Here's what's happening in the training loop:

We iterate over the training data for a specified number of epochs. An epoch is one complete pass through the entire training dataset.
For each batch of data, we zero the parameter gradients using optimizer.zero_grad(). This is important because PyTorch accumulates gradients by default.
We feed the input data to the model using outputs = net(inputs). This performs a forward pass through the network and produces the model's predictions.
We calculate the loss using loss = criterion(outputs, labels). This measures the difference between the model's predictions and the true labels.
We perform a backward pass through the network using loss.backward(). This calculates the gradients of the loss function with respect to the model's parameters.
We update the model's parameters using optimizer.step(). This applies the gradients to the model's parameters, moving them in the direction that reduces the loss.
We print the running loss every 2000 mini-batches to monitor the training progress. It's super useful because if this running loss isn't decreasing, you'll know that there's some debugging to do.

Evaluating the Model

Now that we've trained our model, let's see how well it performs on the test set. We'll calculate the overall accuracy and the accuracy for each class.

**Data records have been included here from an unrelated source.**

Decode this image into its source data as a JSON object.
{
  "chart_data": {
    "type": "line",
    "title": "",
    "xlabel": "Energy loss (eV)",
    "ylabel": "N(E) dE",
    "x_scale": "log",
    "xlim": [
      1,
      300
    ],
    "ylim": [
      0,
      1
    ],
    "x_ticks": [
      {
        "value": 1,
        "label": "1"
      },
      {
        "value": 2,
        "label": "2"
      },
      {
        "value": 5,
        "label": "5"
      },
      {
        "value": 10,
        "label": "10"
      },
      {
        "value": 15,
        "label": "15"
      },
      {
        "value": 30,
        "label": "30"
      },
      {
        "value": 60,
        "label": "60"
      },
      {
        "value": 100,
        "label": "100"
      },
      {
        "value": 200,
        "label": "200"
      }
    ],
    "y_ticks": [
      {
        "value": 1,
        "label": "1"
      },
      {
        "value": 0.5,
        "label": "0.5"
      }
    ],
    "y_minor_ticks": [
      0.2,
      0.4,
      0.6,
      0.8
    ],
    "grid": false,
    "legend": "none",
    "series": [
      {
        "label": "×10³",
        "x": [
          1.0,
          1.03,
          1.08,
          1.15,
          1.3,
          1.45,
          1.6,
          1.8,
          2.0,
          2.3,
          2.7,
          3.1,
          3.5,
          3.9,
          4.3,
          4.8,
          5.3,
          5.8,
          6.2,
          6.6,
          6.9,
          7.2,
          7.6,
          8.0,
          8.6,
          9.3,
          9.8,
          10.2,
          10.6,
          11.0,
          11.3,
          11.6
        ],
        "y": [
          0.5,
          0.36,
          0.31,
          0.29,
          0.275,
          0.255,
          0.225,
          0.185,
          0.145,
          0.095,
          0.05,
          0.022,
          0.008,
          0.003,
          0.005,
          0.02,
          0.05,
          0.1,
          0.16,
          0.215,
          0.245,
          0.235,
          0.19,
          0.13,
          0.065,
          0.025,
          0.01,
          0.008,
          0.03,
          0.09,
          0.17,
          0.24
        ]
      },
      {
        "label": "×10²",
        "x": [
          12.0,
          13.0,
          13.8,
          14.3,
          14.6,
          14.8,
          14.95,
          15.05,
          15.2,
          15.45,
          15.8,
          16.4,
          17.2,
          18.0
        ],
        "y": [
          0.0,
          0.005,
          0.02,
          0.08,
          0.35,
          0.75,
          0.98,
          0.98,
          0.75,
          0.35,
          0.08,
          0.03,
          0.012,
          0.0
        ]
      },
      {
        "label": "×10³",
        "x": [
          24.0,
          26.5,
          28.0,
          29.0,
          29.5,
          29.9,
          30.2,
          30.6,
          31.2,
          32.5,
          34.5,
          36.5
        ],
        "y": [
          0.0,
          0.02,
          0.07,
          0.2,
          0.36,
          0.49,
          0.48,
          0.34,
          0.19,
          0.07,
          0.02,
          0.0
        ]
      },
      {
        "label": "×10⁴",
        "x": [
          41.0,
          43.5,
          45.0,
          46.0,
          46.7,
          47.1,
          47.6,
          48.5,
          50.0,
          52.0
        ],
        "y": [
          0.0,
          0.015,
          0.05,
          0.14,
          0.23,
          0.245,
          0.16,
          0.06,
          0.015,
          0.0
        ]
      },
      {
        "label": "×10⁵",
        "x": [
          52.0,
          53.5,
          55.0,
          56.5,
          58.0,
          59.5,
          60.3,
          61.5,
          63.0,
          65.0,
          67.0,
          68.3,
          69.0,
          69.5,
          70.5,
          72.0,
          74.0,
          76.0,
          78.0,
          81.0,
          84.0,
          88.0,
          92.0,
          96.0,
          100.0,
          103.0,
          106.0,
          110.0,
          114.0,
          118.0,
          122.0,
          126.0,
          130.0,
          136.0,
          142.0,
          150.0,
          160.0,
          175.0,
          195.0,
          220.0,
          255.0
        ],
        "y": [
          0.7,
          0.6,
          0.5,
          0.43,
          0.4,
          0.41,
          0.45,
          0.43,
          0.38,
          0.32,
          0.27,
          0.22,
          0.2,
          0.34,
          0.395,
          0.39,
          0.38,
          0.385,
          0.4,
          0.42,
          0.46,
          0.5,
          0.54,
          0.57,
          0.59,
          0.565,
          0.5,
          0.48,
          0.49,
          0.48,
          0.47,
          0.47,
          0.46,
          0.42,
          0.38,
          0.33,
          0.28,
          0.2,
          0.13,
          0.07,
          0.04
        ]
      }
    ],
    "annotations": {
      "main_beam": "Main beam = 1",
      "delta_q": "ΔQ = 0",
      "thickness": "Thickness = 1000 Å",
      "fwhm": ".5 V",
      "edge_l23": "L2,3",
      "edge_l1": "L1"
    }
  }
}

Calculating Overall Accuracy

correct = 0
total = 0
with torch.no_grad():
    for data in testloader:
        images, labels = data
        outputs = net(images)
        _, predicted = torch.max(outputs.data, 1)
        total += labels.size(0)
        correct += (predicted == labels).sum().item()

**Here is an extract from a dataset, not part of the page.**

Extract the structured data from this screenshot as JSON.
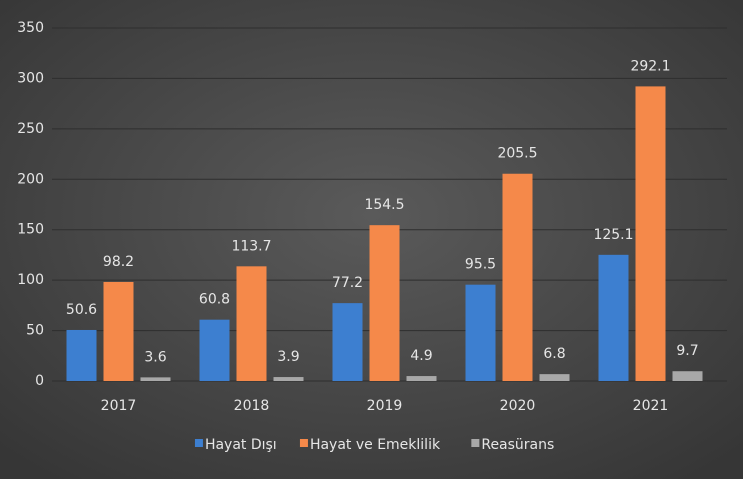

print('Accuracy of the network on the 10000 test images: %d %%' % (100 * correct / total))

Here's how we calculate the overall accuracy:

We iterate over the test data.
For each batch of data, we feed the input data to the model and get the predicted labels.
We compare the predicted labels to the true labels and count the number of correct predictions.
We calculate the overall accuracy by dividing the number of correct predictions by the total number of test images.

Calculating Class-Specific Accuracy

class_correct = list(0. for i in range(10))
class_total = list(0. for i in range(10))
with torch.no_grad():
    for data in testloader:
        images, labels = data
        outputs = net(images)
        _, predicted = torch.max(outputs, 1)
        c = (predicted == labels).squeeze()
        for i in range(4):
            label = labels[i]
            class_correct[label] += c[i].item()
            class_total[label] += 1


for i in range(10):
    print('Accuracy of %5s : %2d %%' % (
        classes[i], 100 * class_correct[i] / class_total[i]))

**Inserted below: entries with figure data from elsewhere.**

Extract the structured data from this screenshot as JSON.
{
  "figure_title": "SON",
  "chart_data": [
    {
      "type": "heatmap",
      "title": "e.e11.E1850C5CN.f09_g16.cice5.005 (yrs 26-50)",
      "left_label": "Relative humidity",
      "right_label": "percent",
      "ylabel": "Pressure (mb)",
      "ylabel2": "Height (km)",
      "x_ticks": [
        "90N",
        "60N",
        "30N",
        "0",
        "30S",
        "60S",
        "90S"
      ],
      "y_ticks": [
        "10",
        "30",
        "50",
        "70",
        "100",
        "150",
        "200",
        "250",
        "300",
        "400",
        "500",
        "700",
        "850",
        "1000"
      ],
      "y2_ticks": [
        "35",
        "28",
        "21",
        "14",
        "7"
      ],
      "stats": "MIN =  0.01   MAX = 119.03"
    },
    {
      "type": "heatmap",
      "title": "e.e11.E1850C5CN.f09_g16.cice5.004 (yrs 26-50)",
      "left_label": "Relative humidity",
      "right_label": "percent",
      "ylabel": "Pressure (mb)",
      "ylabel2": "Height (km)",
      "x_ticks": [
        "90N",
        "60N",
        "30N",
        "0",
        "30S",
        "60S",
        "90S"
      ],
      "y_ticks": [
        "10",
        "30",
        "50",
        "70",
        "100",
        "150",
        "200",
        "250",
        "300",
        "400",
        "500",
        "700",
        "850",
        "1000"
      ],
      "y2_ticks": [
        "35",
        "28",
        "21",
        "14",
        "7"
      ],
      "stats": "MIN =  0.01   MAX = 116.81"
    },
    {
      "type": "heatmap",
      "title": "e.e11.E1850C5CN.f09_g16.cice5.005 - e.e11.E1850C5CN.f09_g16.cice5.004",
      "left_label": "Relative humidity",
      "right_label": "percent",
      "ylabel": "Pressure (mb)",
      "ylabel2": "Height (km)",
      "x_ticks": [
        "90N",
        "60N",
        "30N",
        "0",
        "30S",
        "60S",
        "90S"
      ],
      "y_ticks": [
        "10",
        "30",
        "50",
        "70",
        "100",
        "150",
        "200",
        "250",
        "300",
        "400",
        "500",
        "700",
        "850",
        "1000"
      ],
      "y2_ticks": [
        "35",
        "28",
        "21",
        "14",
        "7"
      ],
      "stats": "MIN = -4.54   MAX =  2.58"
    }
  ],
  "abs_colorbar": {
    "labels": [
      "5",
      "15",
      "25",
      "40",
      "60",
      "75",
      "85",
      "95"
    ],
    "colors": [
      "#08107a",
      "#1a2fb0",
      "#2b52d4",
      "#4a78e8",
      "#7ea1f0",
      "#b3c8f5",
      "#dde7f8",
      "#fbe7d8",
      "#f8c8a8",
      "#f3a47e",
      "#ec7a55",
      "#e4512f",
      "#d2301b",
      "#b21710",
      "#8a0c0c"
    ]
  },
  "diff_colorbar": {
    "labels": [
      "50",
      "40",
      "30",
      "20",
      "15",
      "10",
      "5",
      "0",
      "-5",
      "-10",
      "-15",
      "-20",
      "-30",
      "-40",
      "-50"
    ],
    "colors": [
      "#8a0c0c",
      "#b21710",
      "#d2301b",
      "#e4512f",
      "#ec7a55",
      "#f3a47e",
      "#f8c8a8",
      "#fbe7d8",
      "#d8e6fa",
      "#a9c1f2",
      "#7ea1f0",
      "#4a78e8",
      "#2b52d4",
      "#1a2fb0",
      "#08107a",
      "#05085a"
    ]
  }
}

This code calculates the accuracy for each class in the CIFAR-10 dataset. This will give you a more granular view on how each class performed individually.

Conclusion

And there you have it! You've built your own image classifier using PyTorch. Of course, this is a very basic example, but it demonstrates the fundamental concepts of image classification and how to implement them using PyTorch.

Further Exploration

Want to take your image classification skills to the next level? Here are a few ideas:

Experiment with different CNN architectures: Try adding more layers, using different activation functions, or exploring more advanced architectures like ResNet or DenseNet.
Use data augmentation: Apply random transformations to the training data (like rotations, flips, and zooms) to increase the diversity of the data and improve the model's generalization ability.
Fine-tune a pre-trained model: Use a model that's been pre-trained on a large dataset like ImageNet as a starting point and fine-tune it on your specific task. This can significantly improve performance and reduce training time.
Try different datasets: Explore other image classification datasets like MNIST, Fashion-MNIST, or your own custom dataset.

Keep experimenting, keep learning, and have fun building awesome image classification models!